Einen anderen Weg, um mit komplexen Entscheidungen umzugehen, hat der Sozialwissenschaftler (und ebenfalls Nobelpreisträger) Herbert Simon vorgeschlagen: das Satisficing. Dabei geht es im Grunde darum, gar nicht erst die optimale Entscheidung zu suchen, da es zu aufwendig oder nicht machbar ist. Simon plädiert für eine möglichst gute Entscheidung bei vertretbarem Aufwand. Der bekannteste Satisficing-Weg besteht daher darin, sich einen Standard zu setzen und nur so lange zu suchen, bis man etwas gefunden hat, das dem Standard entspricht. Bei der Wohnungssuche kann man beispielsweise nicht alle freien Wohnungen in der Stadt besichtigen. Ein Satisficer gibt sich stattdessen mit einer Wohnung in einem bestimmten Stadtteil zu einer gewissen Miete zufrieden, egal ob sie auch Balkon, Badewanne und Autostellplatz hat oder nicht.

Entscheide dich, egal wofür, statt dich überhaupt nicht zu entscheiden.

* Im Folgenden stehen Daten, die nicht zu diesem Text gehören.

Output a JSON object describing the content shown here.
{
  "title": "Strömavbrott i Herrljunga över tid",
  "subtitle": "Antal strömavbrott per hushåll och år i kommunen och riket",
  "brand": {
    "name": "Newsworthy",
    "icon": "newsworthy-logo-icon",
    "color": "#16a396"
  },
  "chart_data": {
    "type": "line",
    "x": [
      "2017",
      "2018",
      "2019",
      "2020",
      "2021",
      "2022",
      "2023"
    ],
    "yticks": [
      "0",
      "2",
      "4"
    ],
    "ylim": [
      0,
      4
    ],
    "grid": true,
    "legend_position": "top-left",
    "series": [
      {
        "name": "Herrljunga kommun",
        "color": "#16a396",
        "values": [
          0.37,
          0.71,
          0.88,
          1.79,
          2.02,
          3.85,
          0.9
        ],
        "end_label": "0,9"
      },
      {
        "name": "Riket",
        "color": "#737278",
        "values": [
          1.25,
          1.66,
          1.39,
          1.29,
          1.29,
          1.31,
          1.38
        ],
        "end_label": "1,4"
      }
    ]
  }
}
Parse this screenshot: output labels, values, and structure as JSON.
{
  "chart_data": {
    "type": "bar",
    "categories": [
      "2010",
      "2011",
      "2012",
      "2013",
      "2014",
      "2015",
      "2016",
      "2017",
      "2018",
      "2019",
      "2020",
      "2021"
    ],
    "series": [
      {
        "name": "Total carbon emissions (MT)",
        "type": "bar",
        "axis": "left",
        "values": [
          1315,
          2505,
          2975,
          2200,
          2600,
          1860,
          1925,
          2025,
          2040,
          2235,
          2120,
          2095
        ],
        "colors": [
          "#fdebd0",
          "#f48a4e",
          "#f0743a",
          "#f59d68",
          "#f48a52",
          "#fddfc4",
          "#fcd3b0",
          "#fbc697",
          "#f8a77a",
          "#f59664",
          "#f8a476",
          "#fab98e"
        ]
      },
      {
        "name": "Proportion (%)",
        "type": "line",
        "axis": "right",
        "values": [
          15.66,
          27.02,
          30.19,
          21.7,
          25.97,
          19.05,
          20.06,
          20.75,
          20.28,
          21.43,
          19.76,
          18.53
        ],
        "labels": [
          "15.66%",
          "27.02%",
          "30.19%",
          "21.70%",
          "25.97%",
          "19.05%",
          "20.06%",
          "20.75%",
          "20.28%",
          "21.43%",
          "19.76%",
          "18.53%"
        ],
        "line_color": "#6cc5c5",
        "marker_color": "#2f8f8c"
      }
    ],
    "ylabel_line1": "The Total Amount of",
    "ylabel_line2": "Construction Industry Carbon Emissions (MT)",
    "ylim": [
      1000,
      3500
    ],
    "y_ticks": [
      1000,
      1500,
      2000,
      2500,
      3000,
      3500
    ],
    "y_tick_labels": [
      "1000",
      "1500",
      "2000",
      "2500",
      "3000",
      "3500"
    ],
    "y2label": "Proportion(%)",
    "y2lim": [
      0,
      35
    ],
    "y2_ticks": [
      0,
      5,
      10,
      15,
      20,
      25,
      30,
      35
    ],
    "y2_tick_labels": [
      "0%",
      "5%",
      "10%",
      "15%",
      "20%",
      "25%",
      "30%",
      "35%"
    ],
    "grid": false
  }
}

Dass man oft besser gar nicht alle Alternativen bedenkt und bewertet – wie es die klassische Entscheidungstheorie vorschreibt–, zeigt sich auch an einem inzwischen zum Klassiker gewordenen Feldexperiment: Dabei konfrontierten Wissenschaftler Supermarktkunden mit einem Produkttest: Konnten Kunden sechs Marmeladensorten probieren, kauften dreißig Prozent der Testenden anschließend ein Glas. Hatten die Kunden aber 24 (!) Sorten zur Wahl, kauften nur drei Prozent eine Sorte. Die anderen entschieden sich lieber dafür, sich nicht zu entscheiden. Denn eine Sorte zu wählen, bedeutet auch alle anderen auszuschließen–und deren Vorzüge. Ein Fazit daraus lautet: Weniger ist manchmal mehr. Und: das Bessere ist der Feind des Guten.
Ein zweites Fazit lautet: Entscheide dich, egal wofür, statt dich überhaupt nicht zu entscheiden. Das legt auch die Forschung des Verhaltensökonomen Dan Ariely nahe. In seinem Computer-
Experiment mit virtuellen Räumen, in denen Gewinne lockten, versuchten viele Teilnehmer, sich im wahrsten Sinne des Wortes alle Türen offen zu halten, obwohl der Gewinn am höchsten gewesen wäre, wenn sie einfach in irgendeinem Raum geblieben wären. „Dahinter steckt vor allem Verlustangst und weniger der Wunsch nach Flexibilität“, schreibt Ariely.
Allerdings sollte man nicht immer bei einmal getroffenen Entscheidungen bleiben. Nur wegen einmal investierter Kosten (sogenannter Sunk Costs) nichts zu ändern, kann auch nach hinten losgehen–etwa wegen geleisteter Überstunden im verhassten Job zu bleiben oder wegen langer Paartherapie eine nicht funktionierende Ehe aufrecht zu erhalten.

Geld oder Gerechtigkeit: Was wollen wir maximieren?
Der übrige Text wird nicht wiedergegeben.